Submitted to: International Workshop on Uncertainty, Sensitivity, and Parameter Estimation For Multimedia Environmental Modeling
Publication Type: Abstract Only
Publication Acceptance Date: 8/20/2003
Publication Date: 8/21/2003
Citation: Pachepsky, Y.A., Van Genuchten, M.T., Nicholson, T., Cady, R. 2003. Model abstraction techniques related to parameter estimation and uncertainty. International Workshop on Uncertainty, Sensitivity, and Parameter Estimation For Multimedia Environmental Modeling. p.2.

Interpretive Summary:

Technical Abstract: Model abstraction is a methodology for reducing the complexity of a simulation model while maintaining the validity of the simulation results with respect to the question that the simulation is being used to address. The need for model abstraction is recognised in simulations of complex systems where increased level of detail does not necessarily imply increased accuracy of simulation results, but usually increases computational complexity, data collection density, uncertainty of results, and may make simulation results more difficult to interpret.

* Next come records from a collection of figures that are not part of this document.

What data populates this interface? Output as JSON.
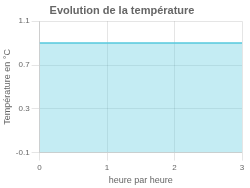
{
  "chart_data": {
    "type": "area",
    "title": "Evolution de la température",
    "x_label": "heure par heure",
    "y_label": "Température en °C",
    "x": [
      0,
      3
    ],
    "values": [
      0.9,
      0.9
    ],
    "color": "#55c8dc",
    "xlim": [
      0,
      3
    ],
    "ylim": [
      -0.1,
      1.1
    ],
    "xticks": [
      0,
      1,
      2,
      3
    ],
    "yticks": [
      -0.1,
      0.3,
      0.7,
      1.1
    ],
    "grid": true
  }
}
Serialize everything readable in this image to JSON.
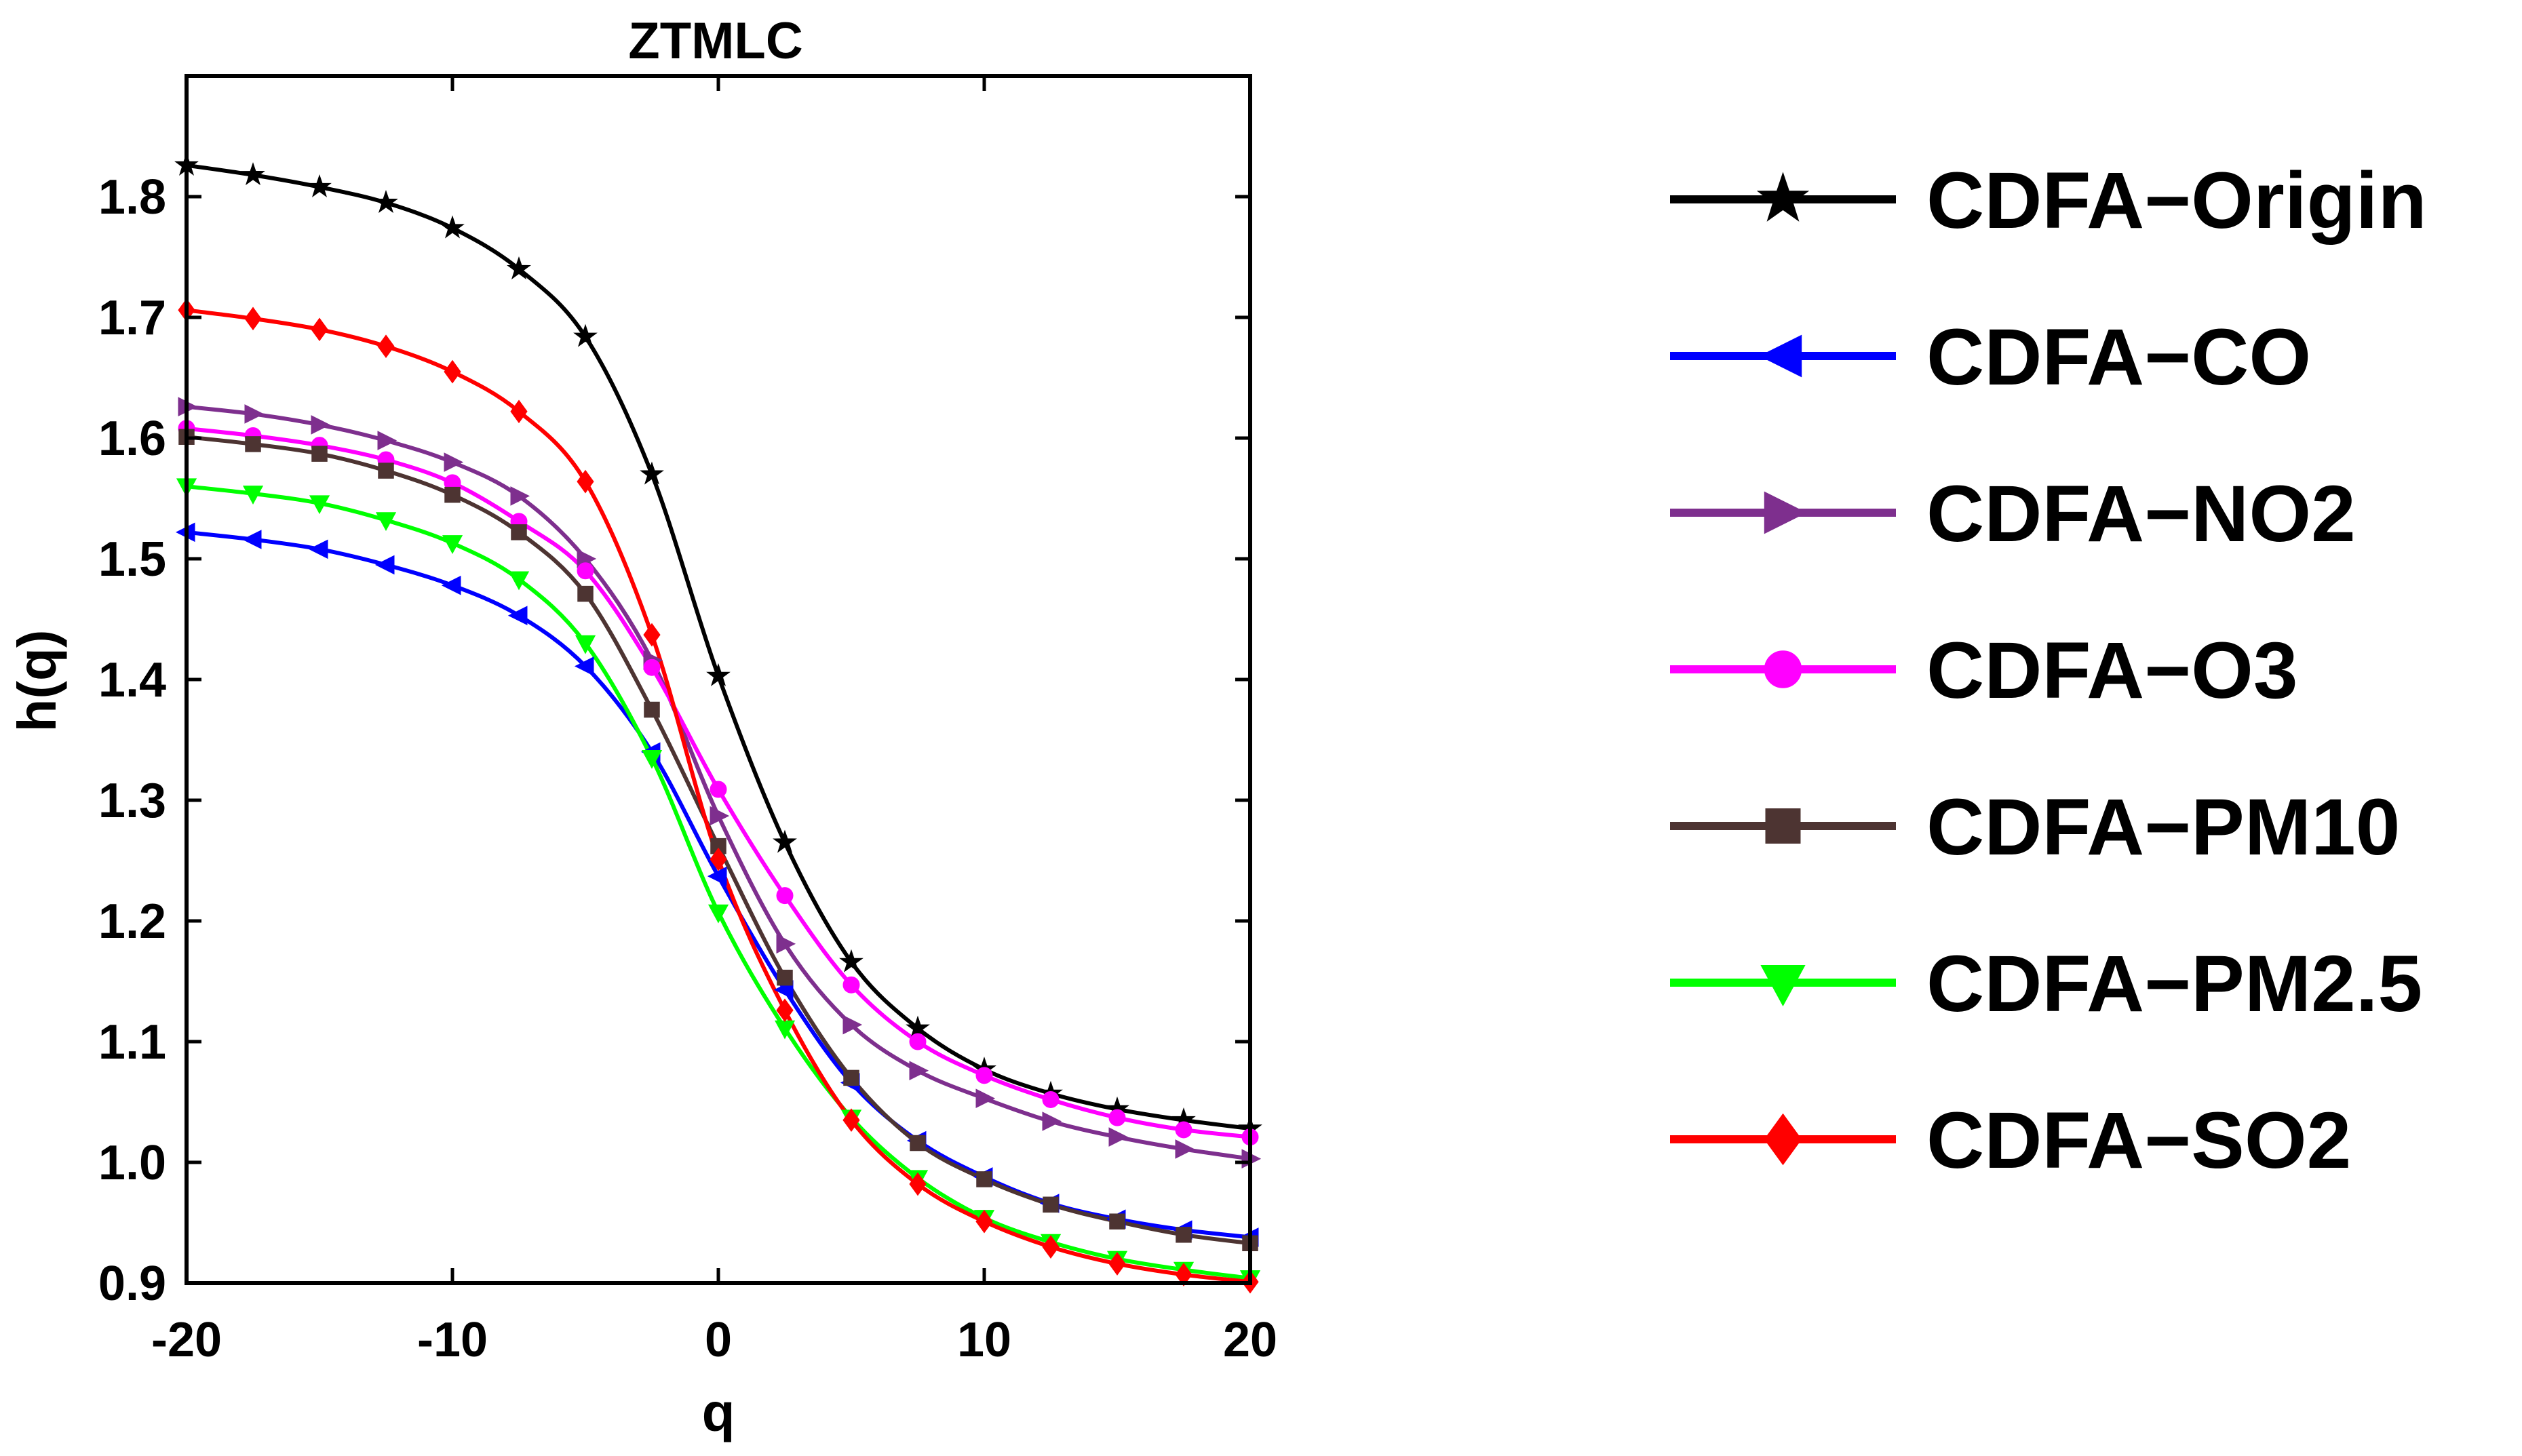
{
  "chart_data": {
    "type": "line",
    "title": "ZTMLC",
    "xlabel": "q",
    "ylabel": "h(q)",
    "xlim": [
      -20,
      20
    ],
    "ylim": [
      0.9,
      1.9
    ],
    "xticks": [
      -20,
      -10,
      0,
      10,
      20
    ],
    "xtick_labels": [
      "-20",
      "-10",
      "0",
      "10",
      "20"
    ],
    "yticks": [
      0.9,
      1.0,
      1.1,
      1.2,
      1.3,
      1.4,
      1.5,
      1.6,
      1.7,
      1.8
    ],
    "ytick_labels": [
      "0.9",
      "1.0",
      "1.1",
      "1.2",
      "1.3",
      "1.4",
      "1.5",
      "1.6",
      "1.7",
      "1.8"
    ],
    "grid": false,
    "legend_position": "right",
    "x": [
      -20,
      -17.5,
      -15,
      -12.5,
      -10,
      -7.5,
      -5,
      -2.5,
      0,
      2.5,
      5,
      7.5,
      10,
      12.5,
      15,
      17.5,
      20
    ],
    "series": [
      {
        "name": "CDFA−Origin",
        "color": "#000000",
        "marker": "star",
        "values": [
          1.826,
          1.818,
          1.808,
          1.795,
          1.774,
          1.74,
          1.684,
          1.57,
          1.403,
          1.265,
          1.166,
          1.111,
          1.077,
          1.057,
          1.044,
          1.035,
          1.028
        ]
      },
      {
        "name": "CDFA−CO",
        "color": "#0000ff",
        "marker": "triangle-left",
        "values": [
          1.522,
          1.516,
          1.508,
          1.495,
          1.478,
          1.453,
          1.411,
          1.34,
          1.237,
          1.143,
          1.066,
          1.018,
          0.988,
          0.966,
          0.953,
          0.944,
          0.938
        ]
      },
      {
        "name": "CDFA−NO2",
        "color": "#7e2f8e",
        "marker": "triangle-right",
        "values": [
          1.626,
          1.62,
          1.611,
          1.598,
          1.58,
          1.552,
          1.5,
          1.416,
          1.287,
          1.181,
          1.114,
          1.076,
          1.053,
          1.034,
          1.021,
          1.011,
          1.003
        ]
      },
      {
        "name": "CDFA−O3",
        "color": "#ff00ff",
        "marker": "circle",
        "values": [
          1.608,
          1.602,
          1.594,
          1.582,
          1.563,
          1.531,
          1.49,
          1.41,
          1.309,
          1.221,
          1.147,
          1.1,
          1.072,
          1.052,
          1.037,
          1.027,
          1.021
        ]
      },
      {
        "name": "CDFA−PM10",
        "color": "#4d3432",
        "marker": "square",
        "values": [
          1.601,
          1.595,
          1.587,
          1.573,
          1.553,
          1.522,
          1.471,
          1.375,
          1.262,
          1.153,
          1.07,
          1.016,
          0.986,
          0.965,
          0.951,
          0.94,
          0.933
        ]
      },
      {
        "name": "CDFA−PM2.5",
        "color": "#00ff00",
        "marker": "triangle-down",
        "values": [
          1.56,
          1.554,
          1.546,
          1.532,
          1.513,
          1.483,
          1.43,
          1.335,
          1.207,
          1.111,
          1.037,
          0.987,
          0.954,
          0.934,
          0.92,
          0.911,
          0.904
        ]
      },
      {
        "name": "CDFA−SO2",
        "color": "#ff0000",
        "marker": "diamond",
        "values": [
          1.706,
          1.699,
          1.69,
          1.676,
          1.655,
          1.622,
          1.564,
          1.437,
          1.251,
          1.126,
          1.035,
          0.982,
          0.951,
          0.93,
          0.916,
          0.907,
          0.901
        ]
      }
    ]
  }
}
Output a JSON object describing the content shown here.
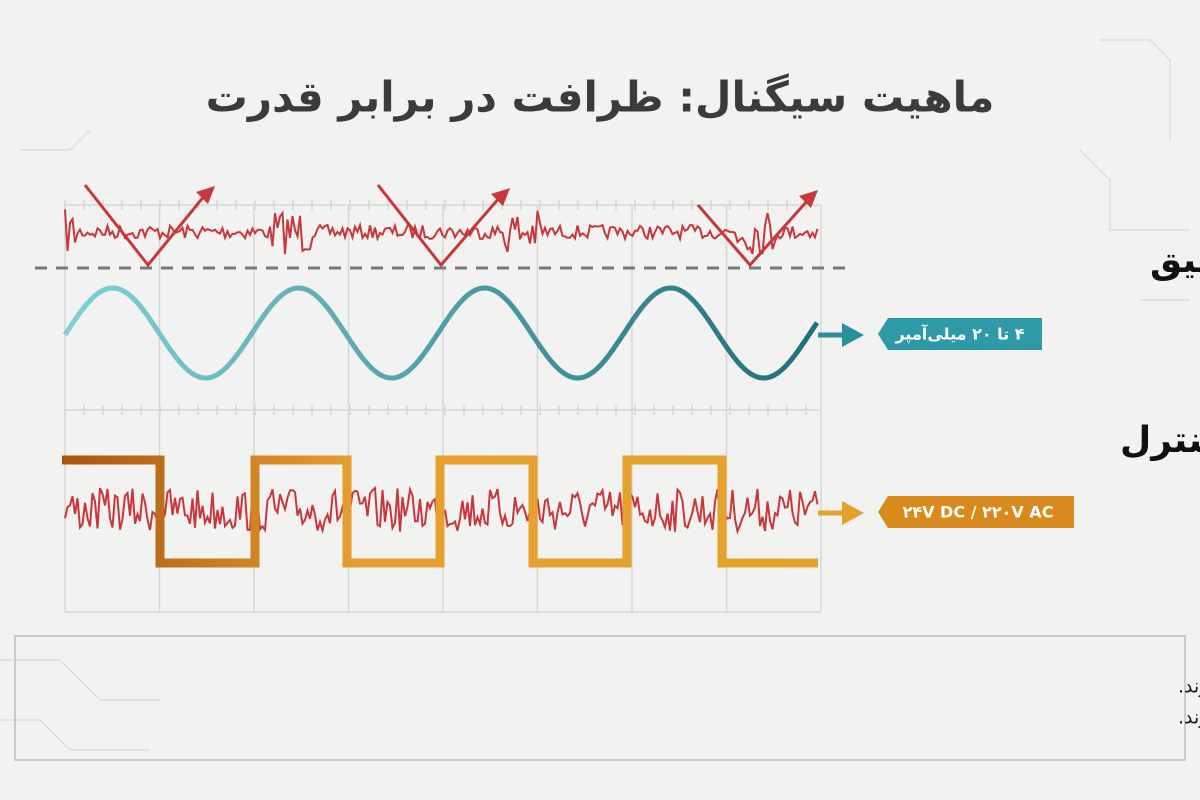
{
  "header": {
    "title": "ماهیت سیگنال: ظرافت در برابر قدرت"
  },
  "instrument": {
    "label": "کابل ابزار دقیق",
    "badge": "۴ تا ۲۰ میلی‌آمپر"
  },
  "control": {
    "label": "کابل کنترل",
    "badge": "۲۴V DC / ۲۲۰V AC"
  },
  "caption": {
    "lines": [
      "کابل‌های ابزار دقیق سیگنال‌های ضعیف و کم‌توان (آنالوگ) را منتقل می‌کنند که به شدت در برابر نویز آسیب‌پذیرند.",
      "کابل‌های کنترل، حامل سیگنال‌های گسسته و توان محدود هستند که حساسیت کمتری به تداخل دارند."
    ]
  }
}
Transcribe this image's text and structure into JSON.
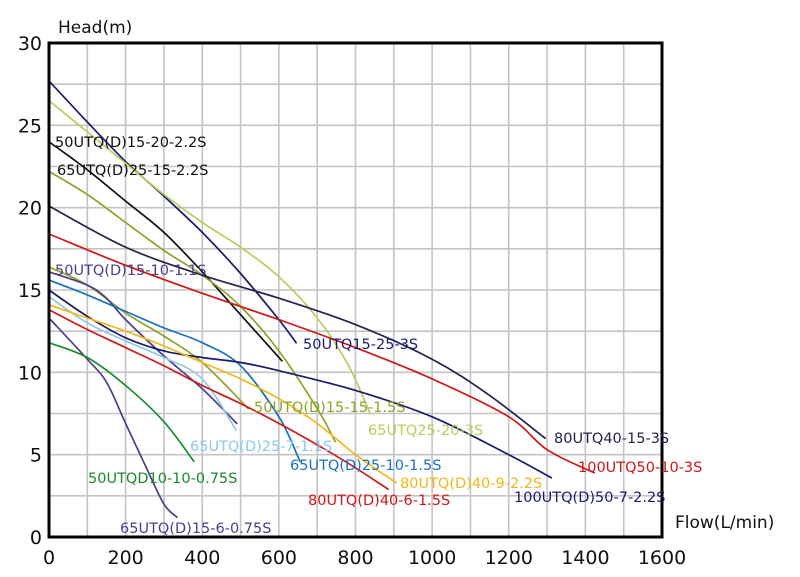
{
  "chart_data": {
    "type": "line",
    "title": "",
    "xlabel": "Flow(L/min)",
    "ylabel": "Head(m)",
    "xlim": [
      0,
      1600
    ],
    "ylim": [
      0,
      30
    ],
    "x_ticks": [
      "0",
      "200",
      "400",
      "600",
      "800",
      "1000",
      "1200",
      "1400",
      "1600"
    ],
    "x_tick_values": [
      0,
      200,
      400,
      600,
      800,
      1000,
      1200,
      1400,
      1600
    ],
    "y_ticks": [
      "0",
      "5",
      "10",
      "15",
      "20",
      "25",
      "30"
    ],
    "y_tick_values": [
      0,
      5,
      10,
      15,
      20,
      25,
      30
    ],
    "grid": true,
    "x_grid_step": 100,
    "y_grid_step": 2.5,
    "series": [
      {
        "name": "50UTQ15-25-3S",
        "color": "#1c1c6e",
        "x": [
          0,
          100,
          200,
          300,
          400,
          500,
          600,
          645
        ],
        "y": [
          27.7,
          25.2,
          22.8,
          20.7,
          18.5,
          16.0,
          13.2,
          11.8
        ]
      },
      {
        "name": "65UTQ25-20-3S",
        "color": "#b5cf5a",
        "x": [
          0,
          100,
          200,
          300,
          400,
          500,
          600,
          700,
          780,
          838
        ],
        "y": [
          26.5,
          24.6,
          22.7,
          20.8,
          19.1,
          17.6,
          15.8,
          13.3,
          10.5,
          7.5
        ]
      },
      {
        "name": "50UTQ(D)15-20-2.2S",
        "color": "#111111",
        "x": [
          0,
          100,
          200,
          300,
          400,
          500,
          608
        ],
        "y": [
          24.0,
          22.3,
          20.4,
          18.5,
          16.1,
          13.5,
          10.7
        ]
      },
      {
        "name": "65UTQ(D)25-15-2.2S",
        "color": "#8aa626",
        "x": [
          0,
          100,
          200,
          300,
          400,
          500,
          600,
          700,
          747
        ],
        "y": [
          22.2,
          20.8,
          19.1,
          17.4,
          15.9,
          14.0,
          11.3,
          7.8,
          5.8
        ]
      },
      {
        "name": "80UTQ40-15-3S",
        "color": "#24244a",
        "x": [
          0,
          200,
          400,
          600,
          800,
          1000,
          1150,
          1295
        ],
        "y": [
          20.1,
          17.6,
          15.9,
          14.5,
          12.9,
          10.8,
          8.6,
          6.0
        ]
      },
      {
        "name": "100UTQ50-10-3S",
        "color": "#d01818",
        "x": [
          0,
          200,
          400,
          600,
          800,
          1000,
          1200,
          1300,
          1423
        ],
        "y": [
          18.4,
          16.5,
          14.8,
          13.2,
          11.5,
          9.6,
          7.3,
          5.3,
          3.9
        ]
      },
      {
        "name": "50UTQ(D)15-15-1.5S",
        "color": "#8aa626",
        "x": [
          0,
          100,
          200,
          300,
          400,
          520
        ],
        "y": [
          16.4,
          15.3,
          13.6,
          12.2,
          10.6,
          7.8
        ]
      },
      {
        "name": "50UTQ(D)15-10-1.1S",
        "color": "#4a3f8f",
        "x": [
          0,
          100,
          150,
          200,
          300,
          400,
          490
        ],
        "y": [
          16.1,
          15.3,
          14.5,
          13.2,
          11.0,
          9.0,
          6.9
        ]
      },
      {
        "name": "65UTQ(D)25-10-1.5S",
        "color": "#1a6fc0",
        "x": [
          0,
          100,
          200,
          300,
          400,
          500,
          600,
          655
        ],
        "y": [
          15.6,
          14.7,
          13.7,
          12.7,
          11.8,
          10.4,
          7.3,
          4.6
        ]
      },
      {
        "name": "100UTQ(D)50-7-2.2S",
        "color": "#1c1c6e",
        "x": [
          0,
          100,
          200,
          300,
          400,
          500,
          600,
          800,
          1000,
          1200,
          1311
        ],
        "y": [
          15.0,
          13.4,
          12.1,
          11.3,
          10.9,
          10.6,
          10.1,
          8.9,
          7.3,
          5.0,
          3.6
        ]
      },
      {
        "name": "65UTQ(D)25-7-1.1S",
        "color": "#8ec7ea",
        "x": [
          0,
          100,
          200,
          300,
          400,
          488
        ],
        "y": [
          14.6,
          13.0,
          11.9,
          10.9,
          9.6,
          6.5
        ]
      },
      {
        "name": "80UTQ(D)40-9-2.2S",
        "color": "#f2b81a",
        "x": [
          0,
          100,
          200,
          300,
          400,
          500,
          600,
          700,
          800,
          906
        ],
        "y": [
          14.1,
          13.3,
          12.5,
          11.6,
          10.6,
          9.6,
          8.4,
          6.9,
          5.0,
          3.3
        ]
      },
      {
        "name": "80UTQ(D)40-6-1.5S",
        "color": "#d01818",
        "x": [
          0,
          100,
          200,
          300,
          400,
          500,
          600,
          700,
          800,
          885
        ],
        "y": [
          13.8,
          12.6,
          11.5,
          10.4,
          9.2,
          8.1,
          6.9,
          5.6,
          4.2,
          2.9
        ]
      },
      {
        "name": "65UTQ(D)15-6-0.75S",
        "color": "#4a3f8f",
        "x": [
          0,
          100,
          150,
          200,
          250,
          300,
          334
        ],
        "y": [
          13.3,
          10.8,
          9.4,
          6.9,
          4.4,
          2.0,
          1.2
        ]
      },
      {
        "name": "50UTQD10-10-0.75S",
        "color": "#1a8a2e",
        "x": [
          0,
          100,
          200,
          300,
          378
        ],
        "y": [
          11.8,
          10.9,
          9.2,
          7.0,
          4.6
        ]
      }
    ]
  }
}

Simplifications that result from appropriate model abstractions may make the description of the problem more easily relayed to and understandable by others, including decision-makers and the public. It is often imperative to explicitly acknowledge the abstraction strategy used and its inherent biases, so that the modeling process is transparent and tractable. Model abstraction explicitly deals with uncertainties in model structure. We review model abstraction techniques and examples of their application in subsurface flow and transport. We conclude that for model development calibration, and simulations, prospective direction should be model structure, model function, and model form modifications, respectively. Field data sets for a humid and for an arid environment were selected based on their completeness and complexity to explore specific issues. Future work with field data sets will compare the efficiency of model analysis techniques and provide a basis for developing rule-based strategies for model abstraction in the area of subsurface water and solute transport.